STANDARD: Gibt es neben Schäden durch Kämpfe auch Raubzüge in archäologischen Stätten und Museen, wie wir das bereits in Syrien und im Irak gesehen haben?

Gerlach: Das ist leider teilweise auch der Fall. Es finden zudem religiös motivierte Zerstörungen statt. Gerade im Süden des Landes, im heutigen Hadramawt, sind Zerstörungen von Heiligengräbern zu beobachten, die der radikalen wahhabitischen Auslegung des Islams nicht entsprechen. Die wurden teilweise bereits vor dem Krieg beschädigt, doch ihre gezielte und vollständige Zerstörung findet heute statt, da in den betroffenen Regionen keine staatliche Kontrolle mehr existiert bzw. Extremisten die Macht übernommen haben. Und es werden Museen geplündert: Das passiert ebenfalls durch Al-Kaida und andere jihadistische Gruppen vor Ort. Vor allem Sinjibar, die Provinzhauptstadt von Abian, ist nachweislich davon betroffen. Zum Glück ist es aber zumindest bisher nicht zur Ausradierung eines ganzen Fundplatzes aufgrund religiöser Motivation gekommen. Doch gestalten sich die massiven Plünderungen an vielen Orten als existenzbedrohend für die archäologischen Stätten. Anzahl und Intensität dieser Zerstörungen nehmen seit Beginn der militärischen Auseinandersetzung deutlich zu.

STANDARD: Merkt man diese Plünderungen auch auf dem Markt für Kulturgüter?

Gerlach: Ja, was Südarabien betrifft verfolgen wir vom DAI aus auch den Antiken-Markt und arbeiten mit dem deutschen Bundeskriminalamt (BKA) und Interpol zusammen. Im Zuge dessen bekommen wir immer wieder Objekte zur Begutachtung, die im Zoll liegen oder auf europäischen Auktionen angeboten werden. Zum Glück handelt es sich oft um Fälschungen, doch kommen heute auch vermehrt echte Stücke mit gefälschten Dokumenten ins Land. Auffallend ist dabei, dass jetzt immer häufiger Objekte mit der Herkunftsangabe "Aus alten Sammlungen" auftauchen. Das quantitive Anwachsen von Antiken aus Kriegsgebieten aus anscheinend alten und damit zumindest offiziell legalen Altbeständen wundert einen dann schon. Letztlich sehen wir dabei nur die Oberfläche des Handels – nämlich was in Auktionshäusern – meist legal – angeboten oder vom Zoll abgefangen wird. Wir wissen aber von einem umfangreichen und wohlorganisierten Schwarzmarkt. Dabei werden die Objekte außerhalb unserer direkten Kontrolle verschoben. Unsere Kenntnisse dazu sind äußerst gering. Mal erhalten wir indirekte Informationen, häufig aber eben auch gar nicht.
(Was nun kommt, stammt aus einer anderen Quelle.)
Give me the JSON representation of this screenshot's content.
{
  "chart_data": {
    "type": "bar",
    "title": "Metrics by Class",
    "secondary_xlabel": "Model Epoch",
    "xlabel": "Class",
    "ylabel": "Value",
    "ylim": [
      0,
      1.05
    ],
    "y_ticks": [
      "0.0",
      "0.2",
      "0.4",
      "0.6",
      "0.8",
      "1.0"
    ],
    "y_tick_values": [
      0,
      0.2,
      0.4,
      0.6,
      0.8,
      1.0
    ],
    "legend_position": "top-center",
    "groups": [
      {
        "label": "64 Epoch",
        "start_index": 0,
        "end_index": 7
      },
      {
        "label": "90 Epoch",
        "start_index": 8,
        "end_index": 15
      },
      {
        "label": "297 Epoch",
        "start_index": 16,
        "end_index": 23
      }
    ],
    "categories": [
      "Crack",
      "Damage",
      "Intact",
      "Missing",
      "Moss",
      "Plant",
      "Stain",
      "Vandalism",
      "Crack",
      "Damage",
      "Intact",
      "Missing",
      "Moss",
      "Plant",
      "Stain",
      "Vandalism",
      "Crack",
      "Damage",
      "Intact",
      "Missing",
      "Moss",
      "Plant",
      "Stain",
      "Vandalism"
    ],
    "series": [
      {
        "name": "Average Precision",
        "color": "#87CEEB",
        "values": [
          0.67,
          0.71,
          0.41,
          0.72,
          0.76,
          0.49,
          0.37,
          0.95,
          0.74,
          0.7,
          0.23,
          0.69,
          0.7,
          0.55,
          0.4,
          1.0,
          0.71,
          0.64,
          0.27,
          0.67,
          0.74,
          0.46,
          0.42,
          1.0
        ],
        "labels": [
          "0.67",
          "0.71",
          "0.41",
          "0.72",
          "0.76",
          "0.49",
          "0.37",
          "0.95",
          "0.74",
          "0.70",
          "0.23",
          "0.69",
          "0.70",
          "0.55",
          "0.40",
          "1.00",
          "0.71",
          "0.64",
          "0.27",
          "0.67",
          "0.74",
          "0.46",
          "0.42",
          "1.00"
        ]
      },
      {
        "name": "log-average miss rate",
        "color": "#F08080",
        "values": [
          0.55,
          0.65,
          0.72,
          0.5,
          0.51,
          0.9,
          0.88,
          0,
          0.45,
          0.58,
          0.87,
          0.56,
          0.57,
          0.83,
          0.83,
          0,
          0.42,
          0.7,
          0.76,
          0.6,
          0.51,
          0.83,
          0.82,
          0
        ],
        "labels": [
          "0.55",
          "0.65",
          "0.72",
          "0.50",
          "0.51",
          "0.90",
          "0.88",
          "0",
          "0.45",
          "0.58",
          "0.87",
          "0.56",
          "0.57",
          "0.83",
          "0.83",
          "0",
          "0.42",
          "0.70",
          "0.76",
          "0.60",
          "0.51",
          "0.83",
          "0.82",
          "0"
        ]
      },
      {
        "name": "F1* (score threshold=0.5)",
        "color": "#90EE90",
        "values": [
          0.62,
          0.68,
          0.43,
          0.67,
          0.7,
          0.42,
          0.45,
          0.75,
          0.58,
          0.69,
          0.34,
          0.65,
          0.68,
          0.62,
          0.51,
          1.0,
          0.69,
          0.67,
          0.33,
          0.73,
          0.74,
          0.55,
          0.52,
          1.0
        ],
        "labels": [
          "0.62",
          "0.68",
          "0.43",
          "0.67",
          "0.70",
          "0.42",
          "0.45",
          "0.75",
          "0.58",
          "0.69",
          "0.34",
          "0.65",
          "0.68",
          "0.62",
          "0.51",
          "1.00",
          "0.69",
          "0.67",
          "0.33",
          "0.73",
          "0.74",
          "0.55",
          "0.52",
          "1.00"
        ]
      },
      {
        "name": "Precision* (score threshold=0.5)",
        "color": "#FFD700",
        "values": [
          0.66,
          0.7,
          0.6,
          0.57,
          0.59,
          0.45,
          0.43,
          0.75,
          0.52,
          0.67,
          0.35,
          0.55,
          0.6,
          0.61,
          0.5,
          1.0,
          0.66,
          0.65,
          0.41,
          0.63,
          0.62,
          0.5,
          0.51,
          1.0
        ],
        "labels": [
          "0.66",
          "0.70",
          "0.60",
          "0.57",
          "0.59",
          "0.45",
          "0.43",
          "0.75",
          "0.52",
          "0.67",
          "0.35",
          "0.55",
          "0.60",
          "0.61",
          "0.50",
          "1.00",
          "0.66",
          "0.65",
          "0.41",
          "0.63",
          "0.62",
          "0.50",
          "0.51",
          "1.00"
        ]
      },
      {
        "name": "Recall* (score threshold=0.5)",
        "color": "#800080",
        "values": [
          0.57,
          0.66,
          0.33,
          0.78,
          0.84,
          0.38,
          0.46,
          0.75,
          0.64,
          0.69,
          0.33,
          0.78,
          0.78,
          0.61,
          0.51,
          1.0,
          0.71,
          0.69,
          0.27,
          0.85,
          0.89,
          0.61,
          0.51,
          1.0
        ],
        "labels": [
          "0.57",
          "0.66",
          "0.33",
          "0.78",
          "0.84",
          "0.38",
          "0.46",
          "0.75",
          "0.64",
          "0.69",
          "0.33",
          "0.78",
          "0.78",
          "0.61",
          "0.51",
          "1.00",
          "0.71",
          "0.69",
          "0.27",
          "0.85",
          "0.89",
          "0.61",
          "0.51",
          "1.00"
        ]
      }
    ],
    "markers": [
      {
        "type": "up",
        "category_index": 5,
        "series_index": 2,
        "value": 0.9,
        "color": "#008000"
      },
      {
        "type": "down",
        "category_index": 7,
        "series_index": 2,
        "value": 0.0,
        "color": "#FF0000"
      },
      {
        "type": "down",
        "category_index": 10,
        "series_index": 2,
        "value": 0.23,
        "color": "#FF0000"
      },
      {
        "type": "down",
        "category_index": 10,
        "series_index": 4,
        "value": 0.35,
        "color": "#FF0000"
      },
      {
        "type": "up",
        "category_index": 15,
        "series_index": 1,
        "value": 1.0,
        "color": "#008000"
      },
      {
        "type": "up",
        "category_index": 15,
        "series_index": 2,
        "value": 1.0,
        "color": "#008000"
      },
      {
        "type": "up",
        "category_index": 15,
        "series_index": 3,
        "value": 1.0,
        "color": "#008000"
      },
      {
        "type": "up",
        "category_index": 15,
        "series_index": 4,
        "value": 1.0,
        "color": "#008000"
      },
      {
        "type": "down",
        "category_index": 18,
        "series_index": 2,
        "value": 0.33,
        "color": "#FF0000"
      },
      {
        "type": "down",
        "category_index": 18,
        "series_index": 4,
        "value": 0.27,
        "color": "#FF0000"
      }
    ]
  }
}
STANDARD: In Syrien und im Irak gibt es einen vom "Islamischen Staat" (IS) organisierten Handel mit Kulturgütern. Wie sehr sind die Raubzüge im Jemen organisiert?

Gerlach: Anders als in Syrien und im Irak, habe ich derzeit keinerlei Information, dass im Jemen jihadistische Organisationen aus dem Antikenhandel Profit schlagen. Wir wissen aber, dass religiös motiviert zerstört wird. Dies geschieht, weil es sich entweder um Zeugnisse einer präislamischen Kultur handelt oder um Hinterlassenschaften und damit Symbole einer anderen islamischen Glaubensausrichtung; in beiden Fällen handelt es sich um Kulturen von sogenannten Ungläubigen, deren Erhalt, aus Sicht der Extremisten, weder lohnenswert noch wünschenswert ist.

STANDARD: Sind die Plünderungen also in keiner Weise organisiert?

Gerlach: Im Süden des Jemen ist das sicher vor allem durch radikale Gruppen und Kriminelle organisiert, sonst würden die Objekte nicht so problemlos außer Landes kommen. Aber die Gesamtsituation im Jemen ist nicht vergleichbar mit Syrien, wo vor allem islamistische Gruppen das Geschäft kontrollieren. Im traditionellen Jemen bestimmen die Stammesgesellschaften über mögliche Raubgrabungen auf ihrem Territorium. Entweder dulden sie nur die Plünderungen oder sind durch ihre Stammesmitglieder auch direkt an der Durchführung und Organisation beteiligt.

Die jeweiligen Raubgräber verdienen dabei natürlich nur wenig, mehr aber als als einfacher Tagelöhner auf dem Feld. Wirklich Verdienen tun erst die Zwischenhändler. Jemand, der selbst eine Raubgrabung durchführt, bekommt vor Ort nur wenige Dollar. Mit zunehmender wirtschaftlicher Not bildet so etwas aber eine Einkommensquelle, mit der man seine Familie ernähren kann. Ich will das nicht entschuldigen, jedoch muss man verstehen, dass dies ein Prozess ist, der durch Armut in Gang gesetzt und durch den Krieg umso mehr verstärkt wird. Die "Bösen" sind also nicht jene, die da ausgraben, sondern es sind die Abnehmer, die überhaupt erst einen Markt für Antiken schaffen.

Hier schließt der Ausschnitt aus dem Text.